Médecins sans frontières (MSF, or Doctors Without Borders) recently suffered an armed attack on their maternity ward at Dasht-e-Barchi hospital in Kabul, Afghanistan. 1 This is not the first attack on MSF facilities where both patients and healthcare providers were killed. 2 After the bombing of several MSF hospitals in Syria, Yemen, and Afghanistan, former MSF president Dr. Joanne Liu appealed directly to the United Nations Security Council, calling for a resolution to ensure “the impartial provision of healthcare in conflict.” 3 Any unnecessary loss of life is a tragedy. Importantly, the attacks on hospitals in conflict zones represent both a direct risk to healthcare workers on site and global risk in the form of infectious disease epidemics.

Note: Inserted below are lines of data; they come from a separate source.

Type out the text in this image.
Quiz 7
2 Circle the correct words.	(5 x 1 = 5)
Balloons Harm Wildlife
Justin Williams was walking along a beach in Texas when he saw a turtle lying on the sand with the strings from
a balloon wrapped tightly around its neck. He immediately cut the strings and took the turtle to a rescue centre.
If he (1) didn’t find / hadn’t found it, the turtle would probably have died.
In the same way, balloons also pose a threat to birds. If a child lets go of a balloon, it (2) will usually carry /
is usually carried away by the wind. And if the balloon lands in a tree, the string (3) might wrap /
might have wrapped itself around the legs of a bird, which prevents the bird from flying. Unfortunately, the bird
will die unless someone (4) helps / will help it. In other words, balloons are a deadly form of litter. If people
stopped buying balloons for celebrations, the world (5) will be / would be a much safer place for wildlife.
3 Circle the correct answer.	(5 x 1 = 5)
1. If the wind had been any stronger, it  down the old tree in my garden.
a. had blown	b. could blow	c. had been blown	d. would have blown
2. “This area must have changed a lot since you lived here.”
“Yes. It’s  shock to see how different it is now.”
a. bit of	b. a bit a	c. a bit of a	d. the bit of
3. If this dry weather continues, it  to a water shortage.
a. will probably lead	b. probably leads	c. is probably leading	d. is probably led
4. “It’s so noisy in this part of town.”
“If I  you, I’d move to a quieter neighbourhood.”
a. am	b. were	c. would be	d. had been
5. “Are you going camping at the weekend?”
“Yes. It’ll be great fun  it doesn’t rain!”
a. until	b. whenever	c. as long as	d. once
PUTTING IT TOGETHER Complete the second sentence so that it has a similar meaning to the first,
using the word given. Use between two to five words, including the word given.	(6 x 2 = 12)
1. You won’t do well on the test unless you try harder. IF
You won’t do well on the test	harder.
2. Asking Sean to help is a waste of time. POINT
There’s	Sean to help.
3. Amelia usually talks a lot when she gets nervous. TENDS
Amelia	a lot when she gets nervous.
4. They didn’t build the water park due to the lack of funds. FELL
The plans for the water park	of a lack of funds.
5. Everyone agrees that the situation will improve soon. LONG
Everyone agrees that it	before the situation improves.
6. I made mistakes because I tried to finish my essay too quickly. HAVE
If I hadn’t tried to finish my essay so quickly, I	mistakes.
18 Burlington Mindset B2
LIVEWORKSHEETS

There is substantial overlap between emerging infectious disease hotspots and regions of civil conflict, including eastern China, Southeast Asia, eastern Pakistan, Northeast India and Bangladesh, Central America, and Central Africa from Guinea, through Nigeria, the Democratic Republic of the Congo, Rwanda, and Burundi, and into Ethiopia.4,5 Regions affected by civil strife are likely to have weak governance and poor health systems; this is in part why only experienced organizations such as MSF are able to provide care in these areas. Forced migration and associated refugee camps bordering animal habitats generate ideal conditions for zoonotic spillover and subsequent spread of human-to-human infectious diseases. 6 Conditions of malnutrition and poor shelter, hygiene, and sanitation reinforce the importance of MSF's work to provide basic healthcare in these regions.
Perhaps less well appreciated on the geopolitical stage is the critical role hospitals and clinics play in conflict zones in controlling local infectious disease outbreaks. The attack on a hospital in these zones represents the creation of a high-risk location where a local outbreak may spiral into a global pandemic. Consider the crucial role MSF played in controlling Ebola outbreaks in West Africa from 2014-2016, 7 including running rural Ebola management centers. 8 The premise of the Global Health Security Agenda, the largest international agenda for securing the world from infectious disease threats, is that one country's health security depends on that of all others. 9 Strengthening our weakest links, such as healthcare in conflict zones, is critical to this mission. It is thus a major oversight of the Global Health Security Agenda that protecting hospitals in conflict zones from attack is omitted. Despite the adoption of a “security mindset” for the global health community, physical or diplomatic protection from attack for hospitals is not included in current Global Health Security Agenda goals.